BY JACKSON CHEN | A sweeping redesign of the Upper West Side’s Bloomingdale Playground easily cleared Community Board 7, with unanimous support for what board members hailed as a “flagship” example of play space for kids of all ages and abilities.
The Department of Parks and Recreation was given a $5.8 million budget to create a “universal design” for the park at West 104th Street and Amsterdam Avenue that aims to foster inclusivity among users of all physical capabilities.
“[We] were just very concerned with making sure this is not just an accessible and inclusive park,” Ricardo Hinkle, a parks department landscape architect, said. “But that everything be something that children with disabilities can play in and the children be able to play together.”
Parks teased a draft rendering and design during Community Board 7’s Inclusive Playground Task Force meeting on July 25. After hearing several suggested revisions, the department then tweaked the design, which won unanimous support from both the task force and CB7’s Health & Human Services Committee on August 23 — setting the tone for the full board meeting on September 6, where it was similarly approved.
“What’s most impressive from my perspective is that Parks isn’t just saying this is a universally designed playground,” Catherine DeLazzero, co-chair of CB7’s Health & Human Services Committee and coordinator of the task force, said. “But they’re able to articulate how their design choices meet the specific goals of universal design.”
In designing the park from the ground up, the parks department said, it was able to look at each piece of equipment and the overall layout to make sure it was usable by everyone. According to the design, the swing set will accommodate tots with a bucket swing, but also children with disabilities with accessible swings. The park also incorporates audible and tactile elements as part of its play areas and signage that will be in English, Spanish, and Braille.
The centerpiece of the park is an elevated play structure that forms a figure eight-like pathway that’s fully accessible by users in wheelchairs.

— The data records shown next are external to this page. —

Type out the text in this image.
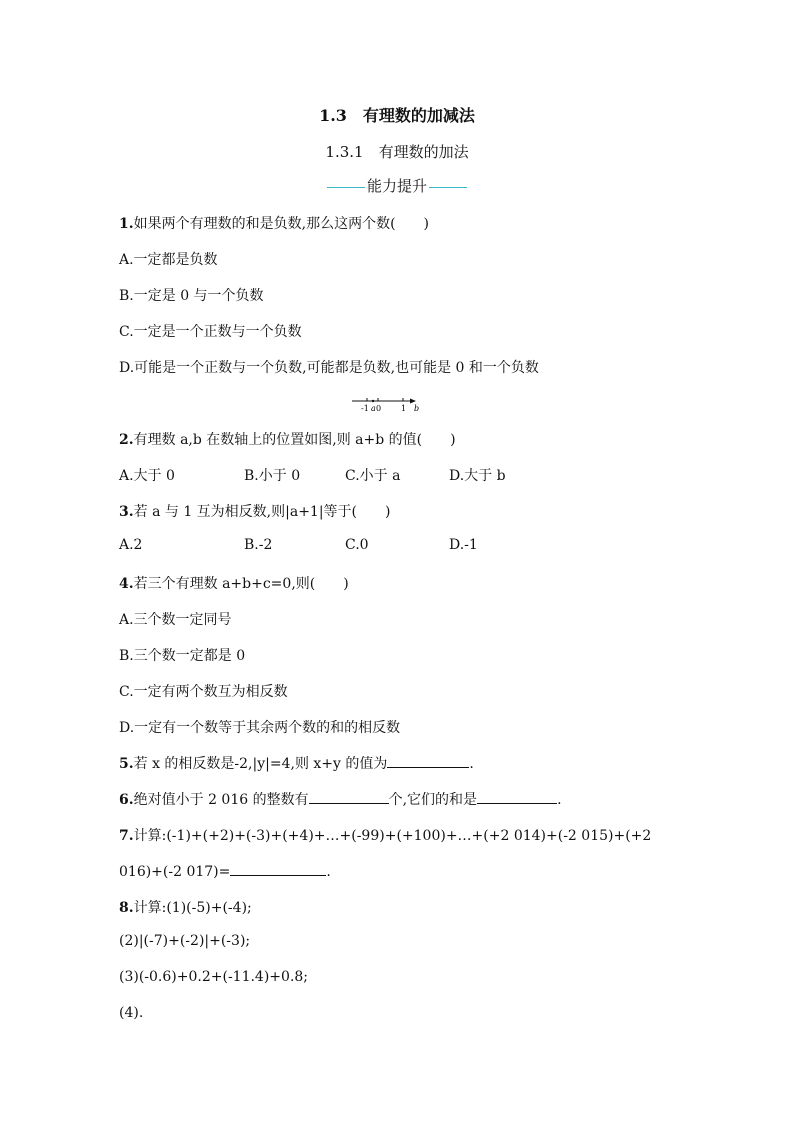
1.3　有理数的加减法
1.3.1　有理数的加法
能力提升
1.如果两个有理数的和是负数,那么这两个数(　　)
A.一定都是负数
B.一定是 0 与一个负数
C.一定是一个正数与一个负数
D.可能是一个正数与一个负数,可能都是负数,也可能是 0 和一个负数
-1 a 0 1 b
2.有理数 a,b 在数轴上的位置如图,则 a+b 的值(　　)
A.大于 0	B.小于 0	C.小于 a	D.大于 b
3.若 a 与 1 互为相反数,则|a+1|等于(　　)
A.2	B.-2	C.0	D.-1
4.若三个有理数 a+b+c=0,则(　　)
A.三个数一定同号
B.三个数一定都是 0
C.一定有两个数互为相反数
D.一定有一个数等于其余两个数的和的相反数
5.若 x 的相反数是-2,|y|=4,则 x+y 的值为	.
6.绝对值小于 2 016 的整数有	个,它们的和是	.
7.计算:(-1)+(+2)+(-3)+(+4)+…+(-99)+(+100)+…+(+2 014)+(-2 015)+(+2
016)+(-2 017)=	.
8.计算:(1)(-5)+(-4);
(2)|(-7)+(-2)|+(-3);
(3)(-0.6)+0.2+(-11.4)+0.8;
(4).
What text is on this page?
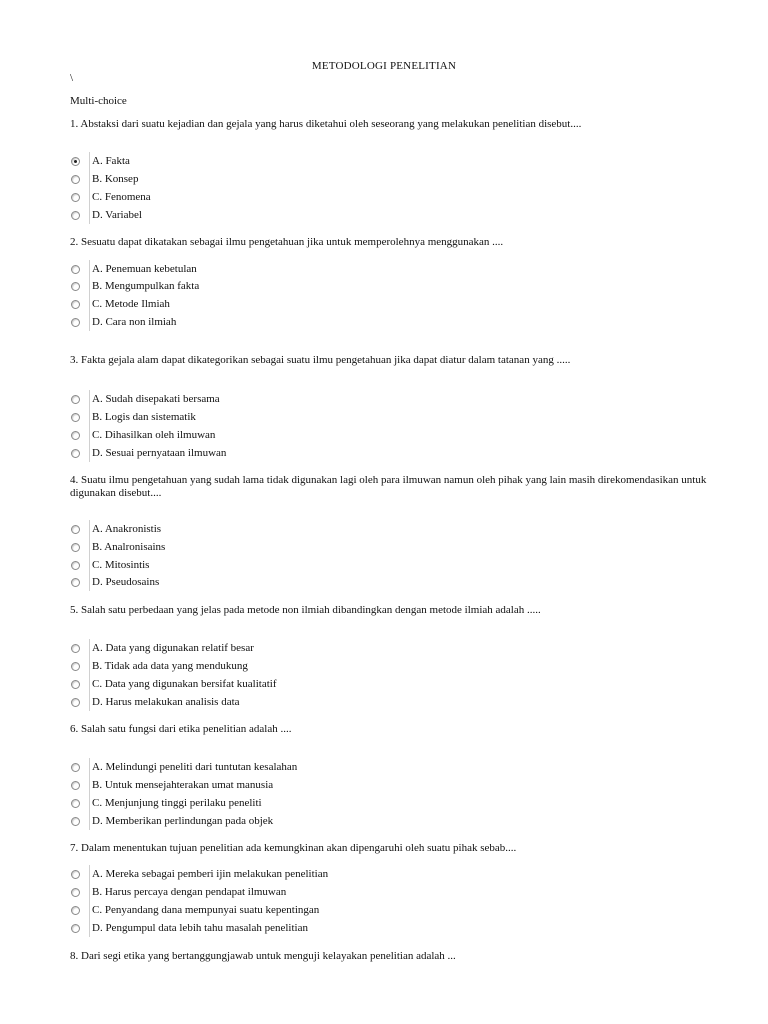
METODOLOGI PENELITIAN
\
Multi-choice
1. Abstaksi dari suatu kejadian dan gejala yang harus diketahui oleh seseorang yang melakukan penelitian disebut....
A. Fakta
B. Konsep
C. Fenomena
D. Variabel
2. Sesuatu dapat dikatakan sebagai ilmu pengetahuan jika untuk memperolehnya menggunakan ....
A. Penemuan kebetulan
B. Mengumpulkan fakta
C. Metode Ilmiah
D. Cara non ilmiah
3. Fakta gejala alam dapat dikategorikan sebagai suatu ilmu pengetahuan jika dapat diatur dalam tatanan yang .....
A. Sudah disepakati bersama
B. Logis dan sistematik
C. Dihasilkan oleh ilmuwan
D. Sesuai pernyataan ilmuwan
4. Suatu ilmu pengetahuan yang sudah lama tidak digunakan lagi oleh para ilmuwan namun oleh pihak yang lain masih direkomendasikan untuk digunakan disebut....
A. Anakronistis
B. Analronisains
C. Mitosintis
D. Pseudosains
5. Salah satu perbedaan yang jelas pada metode non ilmiah dibandingkan dengan metode ilmiah adalah .....
A. Data yang digunakan relatif besar
B. Tidak ada data yang mendukung
C. Data yang digunakan bersifat kualitatif
D. Harus melakukan analisis data
6. Salah satu fungsi dari etika penelitian adalah ....
A. Melindungi peneliti dari tuntutan kesalahan
B. Untuk mensejahterakan umat manusia
C. Menjunjung tinggi perilaku peneliti
D. Memberikan perlindungan pada objek
7. Dalam menentukan tujuan penelitian ada kemungkinan akan dipengaruhi oleh suatu pihak sebab....
A. Mereka sebagai pemberi ijin melakukan penelitian
B. Harus percaya dengan pendapat ilmuwan
C. Penyandang dana mempunyai suatu kepentingan
D. Pengumpul data lebih tahu masalah penelitian
8. Dari segi etika yang bertanggungjawab untuk menguji kelayakan penelitian adalah ...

And after hearing comments at the August 23 meeting, the parks department expanded the performance space in the turf field adjacent to the basketball courts and introduced sturdier pull-up and parallel bars, with two different heights, in the adult fitness area.
“In addition to making this a universal design playground, we are adding so many more recreational opportunities,” Steve Simon, the parks department’s Manhattan chief of staff, said. “Far more than what exists in the current playground, so this is in incredible improvement over what exists today.”
Mel Wymore, a transgender man who is a CB7 board member, urged Parks to put more effort into creating what he said would be an appropriate gender-neutral bathroom option for gender nonconforming youth.
“This is an inclusive playground, it’s a flagship playground, and to not include these children would be a huge travesty,” Wymore said.
He suggested a comfort station that would include male, female, and gender-neutral sections.
“When I transitioned, the biggest challenge I had in my life was to find a bathroom that I would feel comfortable going in,” Wymore said. “If I were to take 40 years off my life and be a five-year-old feeling that, it would make a huge difference for me to be able to go to a safe place.”
The problem the parks department faces from Wymore’s suggestion is that the gender-neutral bathroom would be single-user and require that the door could be locked, something at odds with city regulations. Officials told Wymore that they are awaiting guidance from Parks Commissioner Mitchell Silver on that question.
Sheldon Fine, a board member who sits on the Inclusive Playground Task Force, underscored the importance that appropriate signage will have in the redesigned park.
“When people enter, they should know this is an inclusive playground and what that means,” Fine said. “The signage should be throughout in English, Spanish, and Braille, and that it should talk about how to use the space so it is collaborative, so it isn’t just nice things that people do separately.
He also urged that the parks department not allow sports league usage permits at the new Bloomingdale Playground, arguing that oftentimes leagues reserving park space leaves others excluded.
Parents, especially those with kids of mixed abilities, voiced gratitude about the city designing an inclusive park and hope that the new park raises the bar for future playground designs.
“There aren’t that many places or opportunities where our whole family and both my children can fully participate in an activity together,” Jodi Fischer, a mother of two sons, one of whom has multiple disabilities. “When an opportunity arises, it’s really a very heartwarming experience.”
Fischer, who’s been contributing suggestions throughout as a part of the task force, added that she is ecstatic that the neighborhood she’s been living in for more than nine years is at the forefront of introducing this new all-inclusive playground model.
With the green light from CB7, the parks department’s redesign now proceeds to winning approval from the Public Design Commission, after which roughly a year of construction begins in 2017.